The pace of software delivery continues to accelerate. With the rise of serverless computing, platform engineering, and now AI-assisted development, engineering leaders are under pressure to balance speed, safety, and sustainability.

We explore how these themes play out in today’s world of large language models (LLMs), DevOps practices, and cloud-native architectures.

The Importance of Sense Checking

One of the strongest themes in modern engineering is sense checking. In construction, if a structural engineer warns that a bridge will collapse, the project stops. In software, warnings are often ignored. That has to change.

Creating a culture where feedback and challenge are welcomed is essential. Teams need psychological safety to raise concerns without fear of “shooting the messenger”. Leaders must develop the emotional intelligence to listen, even when feedback contradicts their favourite idea.

Feedback in the Age of AI

A fascinating shift is how engineers now interact with AI models and LLMs for feedback. AI can offer blunt critique without judgement — something many developers find easier to accept than feedback from a peer.

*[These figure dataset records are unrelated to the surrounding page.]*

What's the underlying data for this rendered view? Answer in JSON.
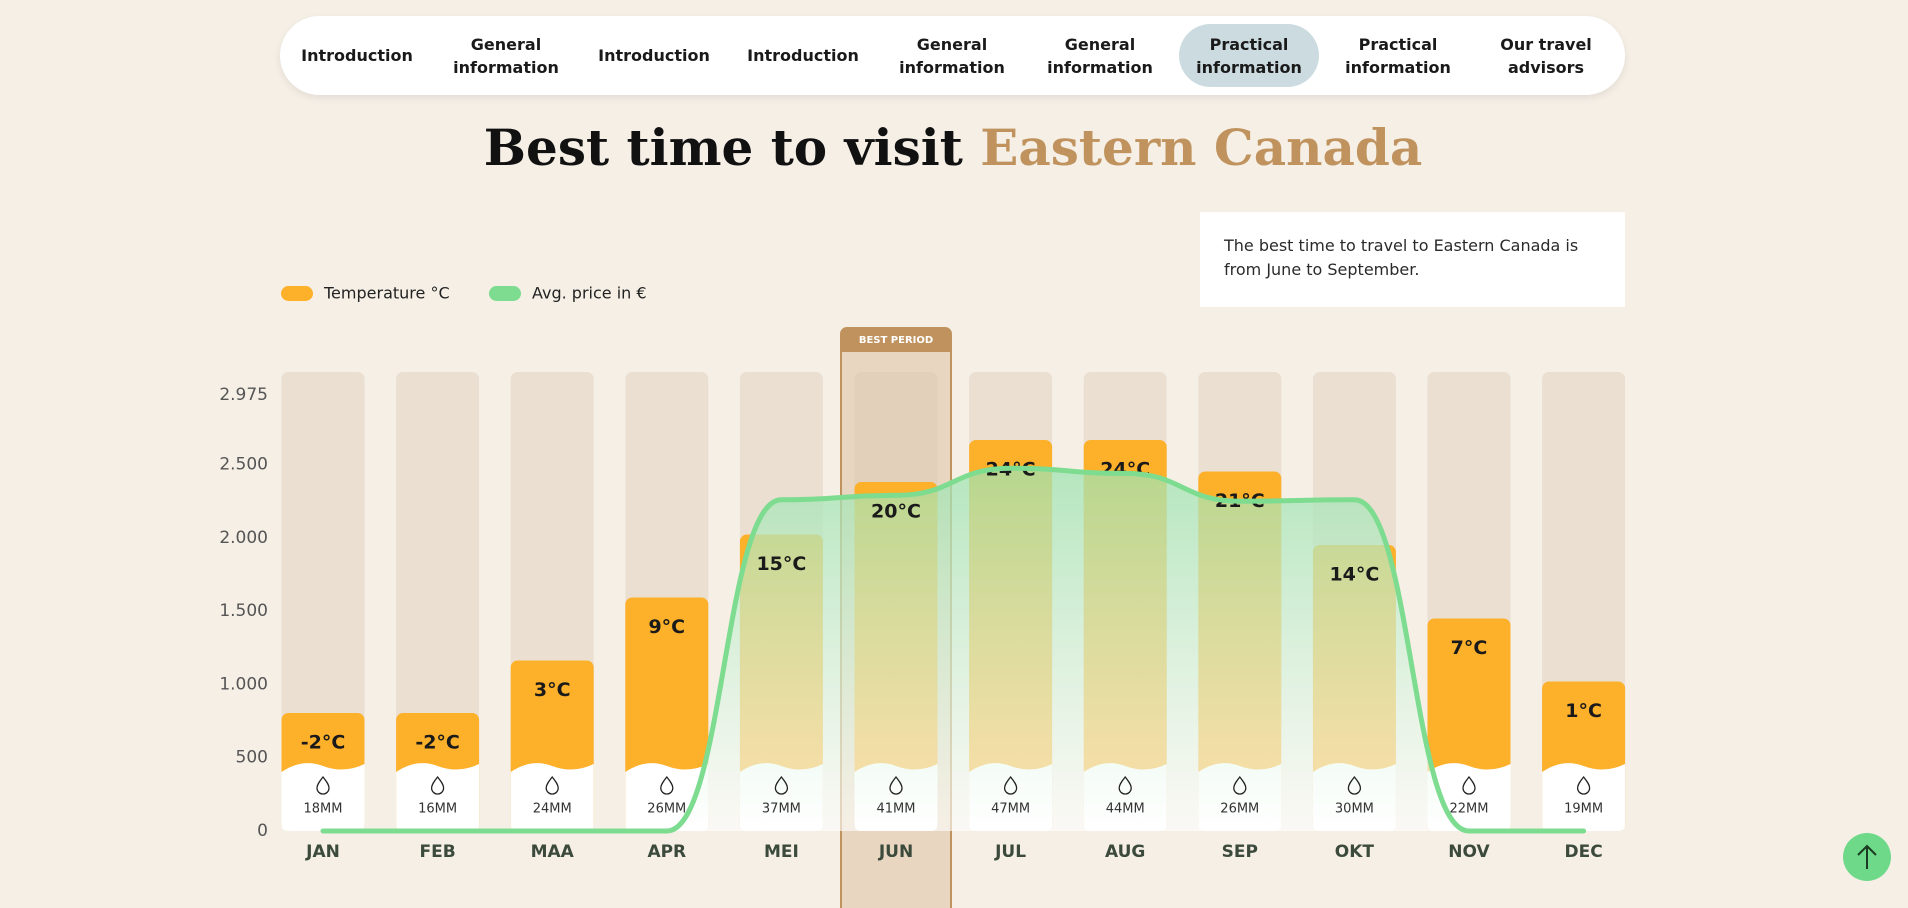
{
  "nav": {
    "items": [
      "Introduction",
      "General information",
      "Introduction",
      "Introduction",
      "General information",
      "General information",
      "Practical information",
      "Practical information",
      "Our travel advisors"
    ]
  },
  "title": "Best time to visit",
  "title_highlight": "Eastern Canada",
  "info": "The best time to travel to Eastern Canada is from June to September.",
  "chart_data": {
    "type": "bar",
    "categories": [
      "JAN",
      "FEB",
      "MAA",
      "APR",
      "MEI",
      "JUN",
      "JUL",
      "AUG",
      "SEP",
      "OKT",
      "NOV",
      "DEC"
    ],
    "series": [
      {
        "name": "Temperature °C",
        "color": "#fdb02a",
        "values": [
          -2,
          -2,
          3,
          9,
          15,
          20,
          24,
          24,
          21,
          14,
          7,
          1
        ],
        "value_labels": [
          "-2°C",
          "-2°C",
          "3°C",
          "9°C",
          "15°C",
          "20°C",
          "24°C",
          "24°C",
          "21°C",
          "14°C",
          "7°C",
          "1°C"
        ]
      },
      {
        "name": "Avg. price in €",
        "color": "#7ddc8f",
        "values": [
          0,
          0,
          0,
          0,
          2260,
          2290,
          2475,
          2440,
          2250,
          2260,
          0,
          0
        ]
      }
    ],
    "rainfall": {
      "values": [
        18,
        16,
        24,
        26,
        37,
        41,
        47,
        44,
        26,
        30,
        22,
        19
      ],
      "value_labels": [
        "18MM",
        "16MM",
        "24MM",
        "26MM",
        "37MM",
        "41MM",
        "47MM",
        "44MM",
        "26MM",
        "30MM",
        "22MM",
        "19MM"
      ]
    },
    "ylim": [
      0,
      2975
    ],
    "yticks": [
      0,
      500,
      {
        "value": 1000,
        "label": "1.000"
      },
      {
        "value": 1500,
        "label": "1.500"
      },
      {
        "value": 2000,
        "label": "2.000"
      },
      {
        "value": 2500,
        "label": "2.500"
      },
      {
        "value": 2975,
        "label": "2.975"
      }
    ],
    "best_period": {
      "label": "BEST PERIOD",
      "category_index": 5
    }
  }
}
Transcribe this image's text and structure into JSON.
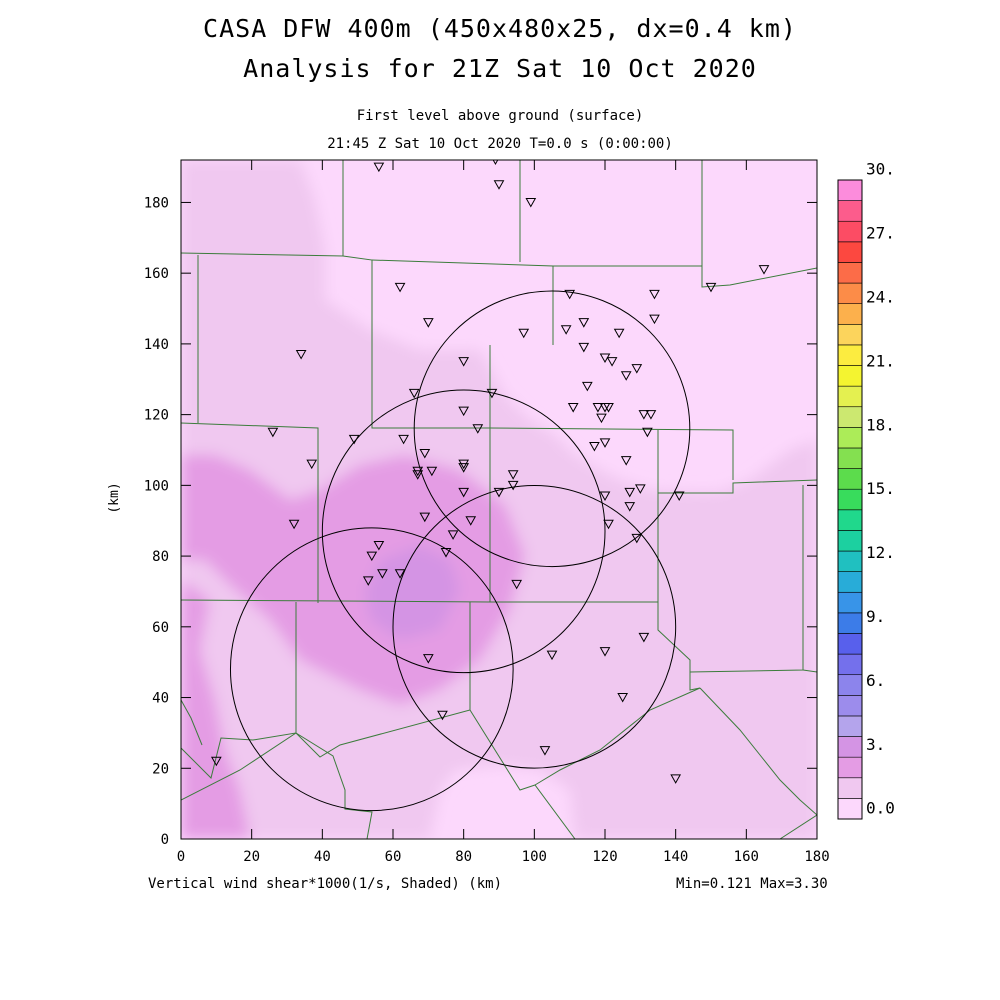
{
  "title": {
    "line1": "CASA DFW 400m (450x480x25, dx=0.4 km)",
    "line2": "Analysis for 21Z Sat 10 Oct 2020",
    "line3": "First level above ground (surface)",
    "line4": "21:45 Z Sat 10 Oct 2020    T=0.0 s (0:00:00)"
  },
  "footer": {
    "left": "Vertical wind shear*1000(1/s, Shaded)  (km)",
    "right": "Min=0.121 Max=3.30"
  },
  "chart_data": {
    "type": "heatmap",
    "xlabel": "",
    "ylabel": "(km)",
    "xlim": [
      0,
      180
    ],
    "ylim": [
      0,
      192
    ],
    "xticks": [
      0,
      20,
      40,
      60,
      80,
      100,
      120,
      140,
      160,
      180
    ],
    "yticks": [
      0,
      20,
      40,
      60,
      80,
      100,
      120,
      140,
      160,
      180
    ],
    "colorbar": {
      "labels": [
        {
          "v": 0,
          "t": "0.0"
        },
        {
          "v": 3,
          "t": "3."
        },
        {
          "v": 6,
          "t": "6."
        },
        {
          "v": 9,
          "t": "9."
        },
        {
          "v": 12,
          "t": "12."
        },
        {
          "v": 15,
          "t": "15."
        },
        {
          "v": 18,
          "t": "18."
        },
        {
          "v": 21,
          "t": "21."
        },
        {
          "v": 24,
          "t": "24."
        },
        {
          "v": 27,
          "t": "27."
        },
        {
          "v": 30,
          "t": "30."
        }
      ],
      "colors": [
        "#fcd8fc",
        "#f0c8f0",
        "#e49ce4",
        "#d494e4",
        "#b4a4ec",
        "#9c8cec",
        "#8c84ec",
        "#7470ec",
        "#5860ec",
        "#3c7ce8",
        "#3894e8",
        "#28acd8",
        "#20c0c0",
        "#1cd0a0",
        "#20d88c",
        "#38dc5c",
        "#5cdc4c",
        "#84e050",
        "#acec58",
        "#cce870",
        "#e4f050",
        "#f4f430",
        "#fcec40",
        "#fcd45c",
        "#fcb04c",
        "#fc8c48",
        "#fc6c48",
        "#fc4840",
        "#fc4c64",
        "#fc5c8c",
        "#fc8cdc"
      ]
    },
    "shear_fields": [
      {
        "level": "0-1",
        "color": "#fcd8fc"
      },
      {
        "level": "1-2",
        "color": "#f0c8f0"
      },
      {
        "level": "2-3",
        "color": "#e49ce4"
      },
      {
        "level": "3-4",
        "color": "#d494e4"
      }
    ],
    "radar_rings": [
      {
        "cx": 105,
        "cy": 116,
        "r": 39
      },
      {
        "cx": 80,
        "cy": 87,
        "r": 40
      },
      {
        "cx": 100,
        "cy": 60,
        "r": 40
      },
      {
        "cx": 54,
        "cy": 48,
        "r": 40
      }
    ],
    "stations": [
      [
        56,
        190
      ],
      [
        89,
        192
      ],
      [
        90,
        185
      ],
      [
        99,
        180
      ],
      [
        165,
        161
      ],
      [
        150,
        156
      ],
      [
        62,
        156
      ],
      [
        110,
        154
      ],
      [
        134,
        154
      ],
      [
        114,
        146
      ],
      [
        70,
        146
      ],
      [
        109,
        144
      ],
      [
        134,
        147
      ],
      [
        97,
        143
      ],
      [
        124,
        143
      ],
      [
        34,
        137
      ],
      [
        80,
        135
      ],
      [
        114,
        139
      ],
      [
        120,
        136
      ],
      [
        122,
        135
      ],
      [
        129,
        133
      ],
      [
        126,
        131
      ],
      [
        115,
        128
      ],
      [
        66,
        126
      ],
      [
        88,
        126
      ],
      [
        111,
        122
      ],
      [
        118,
        122
      ],
      [
        120,
        122
      ],
      [
        80,
        121
      ],
      [
        121,
        122
      ],
      [
        119,
        119
      ],
      [
        131,
        120
      ],
      [
        133,
        120
      ],
      [
        26,
        115
      ],
      [
        84,
        116
      ],
      [
        132,
        115
      ],
      [
        49,
        113
      ],
      [
        63,
        113
      ],
      [
        120,
        112
      ],
      [
        117,
        111
      ],
      [
        69,
        109
      ],
      [
        37,
        106
      ],
      [
        80,
        106
      ],
      [
        80,
        105
      ],
      [
        126,
        107
      ],
      [
        67,
        104
      ],
      [
        67,
        103
      ],
      [
        71,
        104
      ],
      [
        94,
        103
      ],
      [
        130,
        99
      ],
      [
        80,
        98
      ],
      [
        90,
        98
      ],
      [
        94,
        100
      ],
      [
        127,
        98
      ],
      [
        120,
        97
      ],
      [
        141,
        97
      ],
      [
        127,
        94
      ],
      [
        32,
        89
      ],
      [
        69,
        91
      ],
      [
        82,
        90
      ],
      [
        121,
        89
      ],
      [
        129,
        85
      ],
      [
        77,
        86
      ],
      [
        56,
        83
      ],
      [
        54,
        80
      ],
      [
        75,
        81
      ],
      [
        53,
        73
      ],
      [
        57,
        75
      ],
      [
        62,
        75
      ],
      [
        95,
        72
      ],
      [
        131,
        57
      ],
      [
        105,
        52
      ],
      [
        120,
        53
      ],
      [
        70,
        51
      ],
      [
        125,
        40
      ],
      [
        74,
        35
      ],
      [
        103,
        25
      ],
      [
        10,
        22
      ],
      [
        140,
        17
      ]
    ]
  }
}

However, there’s risk. Models often lack organisational context — such as engineering standards, cloud security policies, and technology stacks. For AI feedback to be valuable, teams must document their standards, practices, and well-architected patterns more rigorously than ever.

Ironically, organisations are now producing better documentation for AI in software engineering than they ever did for humans.

Continuous Improvement and Marginal Gains

The conversation often returned to marginal gains — the idea that small, continuous improvements compound into significant results. Borrowed from elite cycling, this mindset applies directly to modern software development.

Regular reviews, well-architected frameworks, and threat modelling contribute incremental improvements that pay off in resilience, reliability, and delivery speed.

DevOps, Platforms, and Standards

Reflecting on the origins of DevOps, the team noted how the movement has been diluted into “just infrastructure as code”. DevOps was never about tools — it was about breaking down silos and creating shared responsibility. The same risk of dilution exists with AI-driven engineering.

Enter platform engineering. A strong platform acts as an implementation of standards, providing hardened building blocks, clear guardrails, and a single path to production. This limits chaos, improves cloud security, and accelerates delivery.

Limiting choice is not a constraint — it’s an enabling force for developer experience and software resilience.

Code as Liability

A provocative reminder: all code is a liability. AI can generate thousands of lines in seconds, but volume is not value. The ability to keep solutions concise, understandable, and well-architected is more important than ever. Over-engineered code is technical debt in disguise.

Scaling the Modern Engineering Team

Today’s “full stack” is bigger than ever:

Scaling teams effectively requires a strong mindset of continuous improvement, feedback culture, and outcome-driven delivery. Without it, complexity quickly spirals into chaos.

Closing Thoughts

The future of engineering isn’t just about faster cloud-native delivery — it’s about better learning environments. AI, DevOps, and serverless are powerful enablers, but they must be guided by strong culture, rigorous standards, and a mindset of continuous improvement.

As the team put it best:

“Code is always a liability. AI can generate thousands of lines, but sometimes all you really need is three.”